U.S. soybean shipments to China in 2020-21 were the strongest since the 2016-17 season, thanks in part to a delayed start to the 2021 Brazil export season that helped extend U.S. sales.
“American beans won’t have such opportunity in the coming months, as planting of Brazilian beans is fast this year, meaning there will be ample beans to be shipped to China in the first quarter of 2022,” said Zou Honglin, analyst with the agriculture division of Mysteel, a China-based commodities consultancy.
U.S. soybeans have also faced price headwinds, with export offers trading fairly close to those out of Brazil, where freight costs to China are lower.
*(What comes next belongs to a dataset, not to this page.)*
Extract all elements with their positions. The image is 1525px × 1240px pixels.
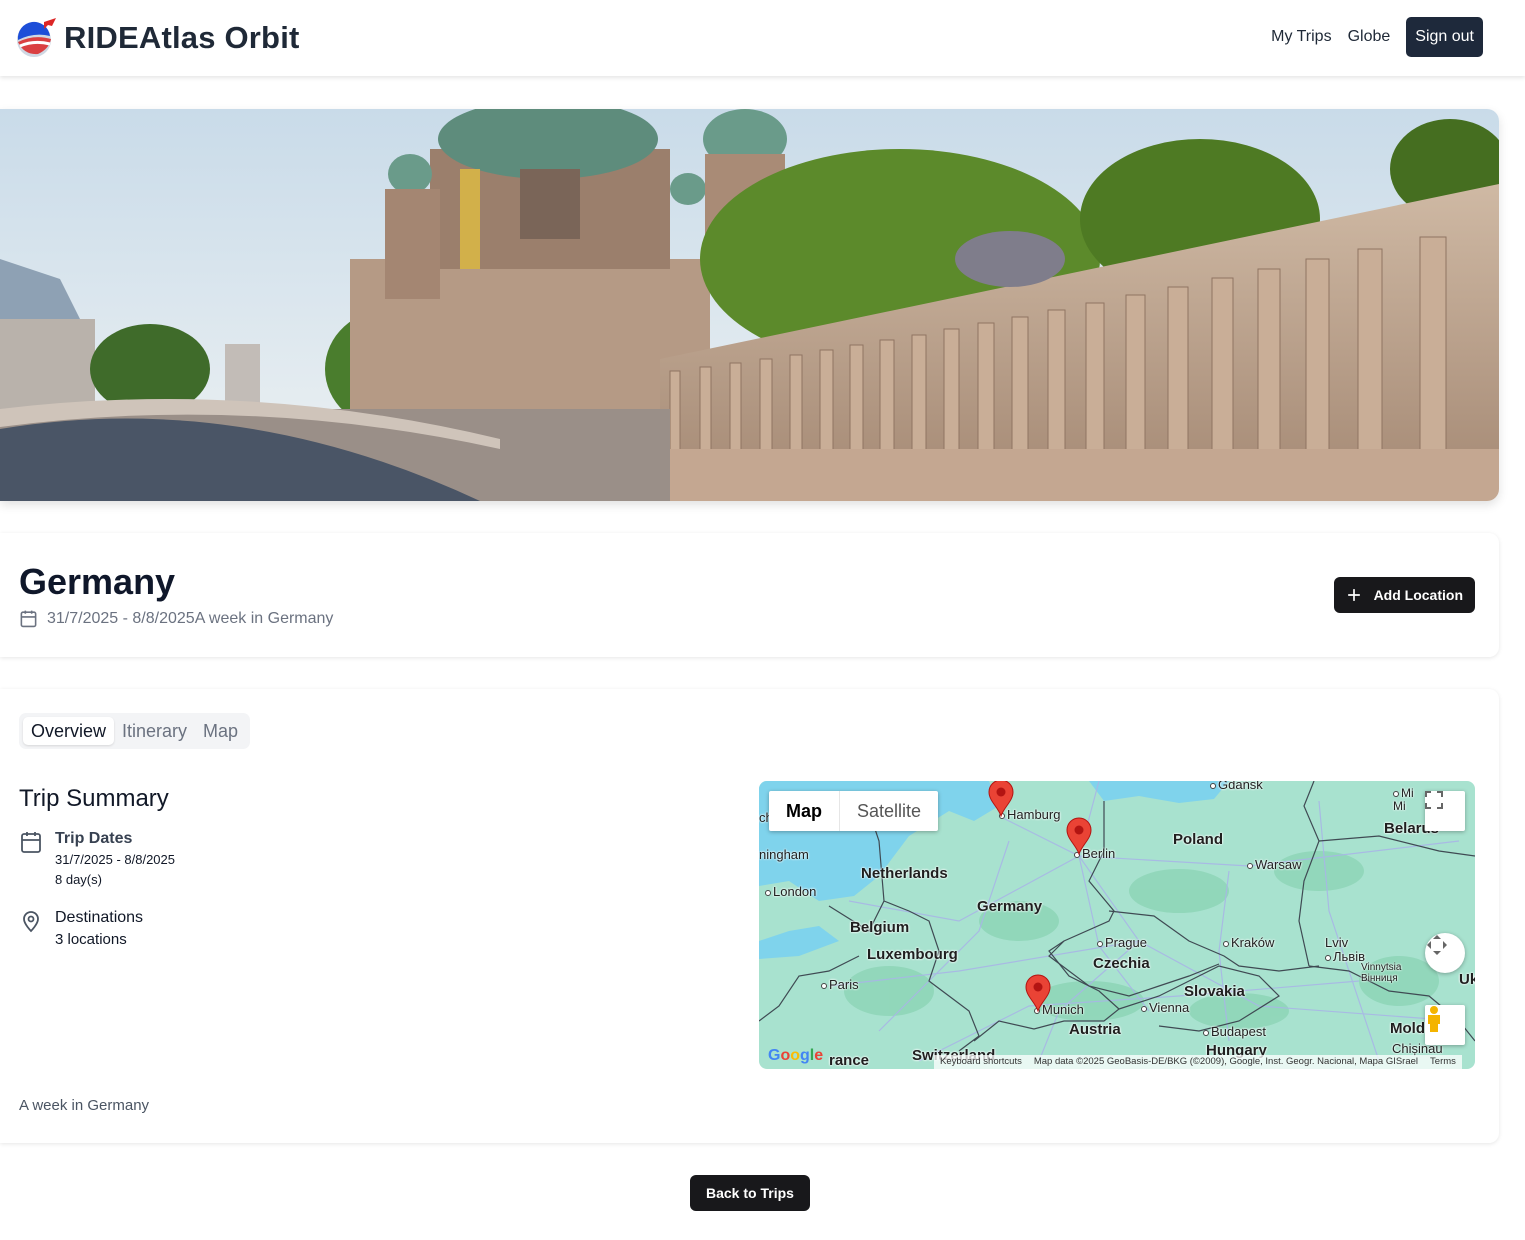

In addition, Brazilian soybeans offer better crush margins for Chinese soy processors, thanks to higher average protein levels in Brazilian soybeans. Margins for U.S. soybeans shipped out of the Pacific Northwest for February delivery are at about 500 yuan (US$78.49) per tonne, compared with 684 yuan for Brazilian beans, according to Mysteel.
“Brazilian beans are just cheaper, and price is king,” said an Asia-based trader with a top trading house.
“WINDOW IS CLOSING”
Chinese soybean importers have nearly completed December purchases, and are now filling January and February needs just as the Brazilian export season ramps up, according to a U.S. exporter.
January soybean shipments from the Gulf Coast were offered around US$500 per tonne FOB late last month, with an additional US$78 or US$80 per tonne for freight to China. Brazilian soybeans are around US$520 per tonne FOB, with freight of around US$60 per tonne, he said.
“It’s been a little disappointing from a U.S. perspective. Brazil’s been wedging into our export window a little more every year,” the exporter said. “Our window is closing.”
China’s soybean arrivals in November-December will mainly be U.S. cargoes, but Brazilian shipments are expected to rise sharply during January-March to over 6 million tonnes, according to Mysteel’s Zou.
That would mark a more than four-fold rise from the 1.35 million tonnes during the first quarter of 2021.
With China expected to account for nearly 60per cent of all soybean imports this season, U.S. exporters will not be able to find a single large buyer to replace it. Europe, Mexico, Argentina, Egypt and Thailand are the next five largest importers, according to the USDA, but collectively buy only a third of China’s total.
Hog production margins will be a key determinant of final soy demand in China next year.
A surge in its pork output in 2021 caused margins to collapse to record lows, slashing the sector’s appetite for soymeal feed.
But a recovery in pork prices and hog margins is now underway, and if sustained will lift total soy consumption.
However, with Brazilian beans boasting higher protein content anyway, South American exporters stand to benefit most from any further climbs in demand.
“Pressure for American beans would only grow going forward, as long as weather in South America remains normal,” said a soymeal trader in Shandong province, a major livestock producer in China.